The SPARK teams at AdaCore & Altran UK are working hard right now to bring proved memory safety, some kind of borrow-checker to SPARK (and then hopefully, Ada). I think they have something working already but they want it to work in an industrial, high integrity context, so : for every case, all the time, with minimum training and complexity for the developer. Amazing what a small team of clever, focused people can achieve.
By the way, it's great that Rust is starting to get 'formal-proof' interest, but I fear they're starting on a path without looking at the experience of others. I'm thinking about creating an adhoc language to write properties, pre-/post- conditions, etc.
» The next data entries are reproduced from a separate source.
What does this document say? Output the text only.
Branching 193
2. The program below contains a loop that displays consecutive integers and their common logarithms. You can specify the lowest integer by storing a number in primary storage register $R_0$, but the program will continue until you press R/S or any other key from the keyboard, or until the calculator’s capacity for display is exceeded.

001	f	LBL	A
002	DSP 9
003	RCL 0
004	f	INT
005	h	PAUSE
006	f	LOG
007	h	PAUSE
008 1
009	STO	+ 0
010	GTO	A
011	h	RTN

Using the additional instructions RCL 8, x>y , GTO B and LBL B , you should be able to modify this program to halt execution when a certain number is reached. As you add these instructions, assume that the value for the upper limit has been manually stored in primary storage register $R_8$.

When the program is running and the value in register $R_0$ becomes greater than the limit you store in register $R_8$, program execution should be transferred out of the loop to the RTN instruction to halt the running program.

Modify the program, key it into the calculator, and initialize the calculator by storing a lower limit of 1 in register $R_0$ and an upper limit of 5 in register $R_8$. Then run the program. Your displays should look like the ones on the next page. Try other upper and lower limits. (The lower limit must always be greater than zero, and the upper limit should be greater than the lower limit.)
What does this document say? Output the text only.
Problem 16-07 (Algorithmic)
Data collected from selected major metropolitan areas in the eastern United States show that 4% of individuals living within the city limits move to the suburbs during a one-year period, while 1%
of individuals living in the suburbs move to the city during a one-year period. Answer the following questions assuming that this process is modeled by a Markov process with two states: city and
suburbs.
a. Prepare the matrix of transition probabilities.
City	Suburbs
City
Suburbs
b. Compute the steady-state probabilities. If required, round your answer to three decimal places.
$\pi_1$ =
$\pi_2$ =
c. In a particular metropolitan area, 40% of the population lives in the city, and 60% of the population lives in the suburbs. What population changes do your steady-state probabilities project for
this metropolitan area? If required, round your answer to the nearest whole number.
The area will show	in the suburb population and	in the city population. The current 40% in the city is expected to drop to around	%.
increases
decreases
The power of SPARK2014 is in big part the result of Ada2012 integrating executable contracts /written directly in Ada/. This enables so much ! Lower learning curve, the ability to transition smoothly from Ada to SPARK bronze (every variable is always initialized before use, no aliasing...), silver (absence of runtime errors and since Ada comes with tons or runtime checks, that's amazingly safe already), gold (prove some Properties, kind of the PBT of proof :-) ), platinum (full specification, proved) levels...
At the very least, now you have contrats in Ada, you can improve your interfaces. Where typing wasn't enough to express semantics, contacts can help. If you've written properties/contracts, now you can verify them with SPARK or if too hard, test it, fuzz it...
I also hope they'll look into why3 and all the amazing work that's been done to help abstract over SMT solvers, and allow to play on each solver's strength ! Alt-ergo, cvc4, z3...
It would be great for all 'safe' languages (SPARK2014, Frama-C, Java/JML, now rust) to share some common good base layers for proof.
I know there's a lot of collaboration and cross-pollination between the Frama-C and SPARK2014 worlds.
The title should be corrected to "SPARK", not "Spark". It's used all caps each time it's mentioned on the page. That's also how I've seen this tool referred to elsewhere in the programming language literature: https://en.wikipedia.org/wiki/SPARK_(programming_language)
The use of Spark on embedded devices, and CubeSats has sparked my interest ;)
I found the code and explanation in the article easy to follow although the subject matter is not in my domain.